Francisco Barrio Terrazas, l’ex governatore dello Stato di Chihuahua, in cui si trova la città, e braccio destro di Vicente Fox, dice incredibilmente che a Ciudad Juárez è «tutto tranquillo». Ma della politica in Messico è meglio non fidarsi. José Fuentes Esperón, candidato alle prossime municipali, per esempio, è stato sgozzato l’altro ieri insieme alla moglie e ai due figli nella sua casa a Villahermosa, nello Stato di Tabasco. La sua candidatura era stata vista dai cartelli della droga come una minaccia. Esperón era stato rettore dell’Università tecnologica di Tabasco, una persona perbene. Una dote che in Messico, di questi tempi, può costare la vita. Lo ha imparato sulla propria pelle anche José Antonio Romero Vázquez, capo della polizia di Veracruz, importante porto del paese a 300 km da Città del Messico, punto chiave delle rotte della droga nel levante, massacrato insieme a moglie e figli lo scorso luglio. «Qui l’onestà è una malattia mortale», dice un agente che vuole restare anonimo.
Tutte risposte dirette alla politica di guerra al narcotraffico dichiarata dal presidente messicano Felipe Calderón nel 2006. Solo a Ciudad Juárez, assurta a vetrina della guerra alla droga, sono stati inviati nel 2008 diecimila poliziotti. La violenza in realtà è diminuita solo per un breve lasso di tempo, poi è ripresa più forte di prima. L’attacco militare frontale di Calderón sembra essere soprattutto una grande mossa mediatica internazionale. «La caratteristica paramilitare che la criminalità sta assumendo - spiega Carlos Flores, esperto di narcotraffico presso il Centro messicano di Investigazione e Antropologia sociale - fa sì che vengano coinvolte sempre più le forze militari, in un compito per il quale non sono però qualificate e dove il rischio di corruzione è altissimo».
Basti pensare agli Zetas, un gruppo di sicari creato alla fine degli Anni 90 proprio da alcuni ex-militari di alto grado, attirati dalle somme astronomiche collegate al business della droga.
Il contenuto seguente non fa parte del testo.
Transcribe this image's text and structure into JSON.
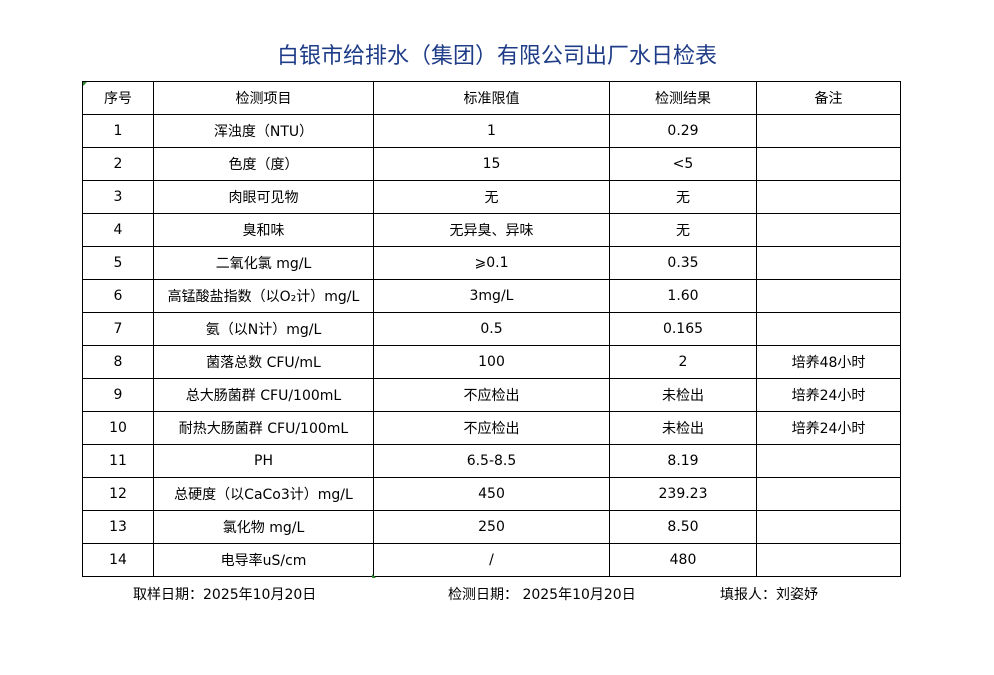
{
  "title": "白银市给排水（集团）有限公司出厂水日检表",
  "headers": [
    "序号",
    "检测项目",
    "标准限值",
    "检测结果",
    "备注"
  ],
  "rows": [
    [
      "1",
      "浑浊度（NTU）",
      "1",
      "0.29",
      ""
    ],
    [
      "2",
      "色度（度）",
      "15",
      "<5",
      ""
    ],
    [
      "3",
      "肉眼可见物",
      "无",
      "无",
      ""
    ],
    [
      "4",
      "臭和味",
      "无异臭、异味",
      "无",
      ""
    ],
    [
      "5",
      "二氧化氯 mg/L",
      "⩾0.1",
      "0.35",
      ""
    ],
    [
      "6",
      "高锰酸盐指数（以O₂计）mg/L",
      "3mg/L",
      "1.60",
      ""
    ],
    [
      "7",
      "氨（以N计）mg/L",
      "0.5",
      "0.165",
      ""
    ],
    [
      "8",
      "菌落总数 CFU/mL",
      "100",
      "2",
      "培养48小时"
    ],
    [
      "9",
      "总大肠菌群 CFU/100mL",
      "不应检出",
      "未检出",
      "培养24小时"
    ],
    [
      "10",
      "耐热大肠菌群 CFU/100mL",
      "不应检出",
      "未检出",
      "培养24小时"
    ],
    [
      "11",
      "PH",
      "6.5-8.5",
      "8.19",
      ""
    ],
    [
      "12",
      "总硬度（以CaCo3计）mg/L",
      "450",
      "239.23",
      ""
    ],
    [
      "13",
      "氯化物 mg/L",
      "250",
      "8.50",
      ""
    ],
    [
      "14",
      "电导率uS/cm",
      "/",
      "480",
      ""
    ]
  ],
  "footer": {
    "sampling": "取样日期：2025年10月20日",
    "testing": "检测日期： 2025年10月20日",
    "reporter": "填报人：刘姿妤"
  }
}
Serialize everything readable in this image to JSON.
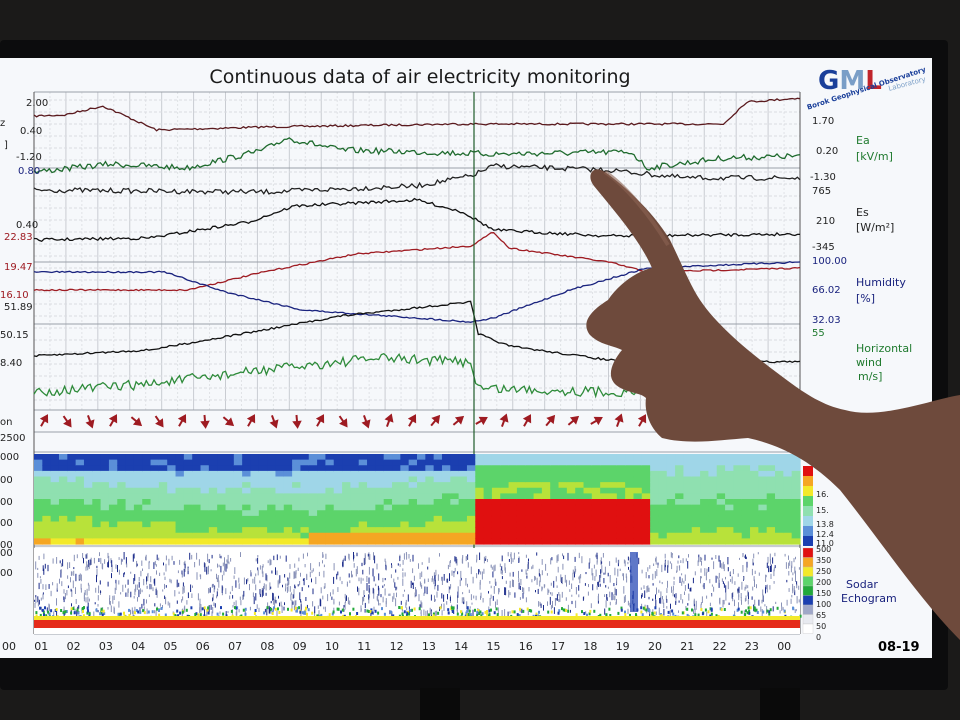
{
  "title": "Continuous data of air electricity monitoring",
  "logo": {
    "g": "G",
    "m": "M",
    "l": "L",
    "lab": "Laboratory",
    "subtitle": "Borok Geophysical Observatory"
  },
  "date_label": "08-19",
  "colors": {
    "screen": "#f6f8fb",
    "black_trace": "#111111",
    "green_trace": "#1f7a2e",
    "red_trace": "#9e1b22",
    "blue_trace": "#1a237e",
    "hand": "#7a5646"
  },
  "left_ticks": [
    {
      "text": "2.00",
      "color": "#222"
    },
    {
      "text": "z",
      "color": "#222"
    },
    {
      "text": "0.40",
      "color": "#222"
    },
    {
      "text": "]",
      "color": "#222"
    },
    {
      "text": "-1.20",
      "color": "#222"
    },
    {
      "text": "0.80",
      "color": "#1a237e"
    },
    {
      "text": "0.40",
      "color": "#222"
    },
    {
      "text": "22.83",
      "color": "#9e1b22"
    },
    {
      "text": "19.47",
      "color": "#9e1b22"
    },
    {
      "text": "16.10",
      "color": "#9e1b22"
    },
    {
      "text": "51.89",
      "color": "#222"
    },
    {
      "text": "50.15",
      "color": "#222"
    },
    {
      "text": "8.40",
      "color": "#222"
    },
    {
      "text": "on",
      "color": "#222"
    },
    {
      "text": "2500",
      "color": "#222"
    },
    {
      "text": "000",
      "color": "#222"
    },
    {
      "text": "00",
      "color": "#222"
    },
    {
      "text": "00",
      "color": "#222"
    },
    {
      "text": "00",
      "color": "#222"
    },
    {
      "text": "00",
      "color": "#222"
    },
    {
      "text": "00",
      "color": "#222"
    },
    {
      "text": "00",
      "color": "#222"
    }
  ],
  "right_ticks": [
    {
      "text": "1.70",
      "color": "#222"
    },
    {
      "text": "0.20",
      "color": "#222"
    },
    {
      "text": "-1.30",
      "color": "#222"
    },
    {
      "text": "765",
      "color": "#222"
    },
    {
      "text": "210",
      "color": "#222"
    },
    {
      "text": "-345",
      "color": "#222"
    },
    {
      "text": "100.00",
      "color": "#1a237e"
    },
    {
      "text": "66.02",
      "color": "#1a237e"
    },
    {
      "text": "32.03",
      "color": "#1a237e"
    },
    {
      "text": "55",
      "color": "#1f7a2e"
    }
  ],
  "right_labels": [
    {
      "text": "Ea",
      "color": "#1f7a2e"
    },
    {
      "text": "[kV/m]",
      "color": "#1f7a2e"
    },
    {
      "text": "Es",
      "color": "#222"
    },
    {
      "text": "[W/m²]",
      "color": "#222"
    },
    {
      "text": "Humidity",
      "color": "#1a237e"
    },
    {
      "text": "[%]",
      "color": "#1a237e"
    },
    {
      "text": "Horizontal",
      "color": "#1f7a2e"
    },
    {
      "text": "wind",
      "color": "#1f7a2e"
    },
    {
      "text": "m/s]",
      "color": "#1f7a2e"
    },
    {
      "text": "Sodar",
      "color": "#1a237e"
    },
    {
      "text": "Echogram",
      "color": "#1a237e"
    }
  ],
  "temp_scale": [
    "16.",
    "15.",
    "13.8",
    "12.4",
    "11.0"
  ],
  "sodar_scale": [
    "500",
    "350",
    "250",
    "200",
    "150",
    "100",
    "65",
    "50",
    "0"
  ],
  "hours": [
    "00",
    "01",
    "02",
    "03",
    "04",
    "05",
    "06",
    "07",
    "08",
    "09",
    "10",
    "11",
    "12",
    "13",
    "14",
    "15",
    "16",
    "17",
    "18",
    "19",
    "20",
    "21",
    "22",
    "23",
    "00"
  ]
}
Oggi sono associati al Cartello del Golfo, uno dei sei gruppi più importanti che gestiscono il mercato degli stupefacenti. Perfettamente organizzati, si muovono parallelamente alle operazioni della polizia. L’omicidio del capo della polizia Romero Vázquez, per esempio, è stato pianificato lo stesso giorno in cui le autorità federali avevano annunciato la cattura di sei membri del «Cartello della Famiglia».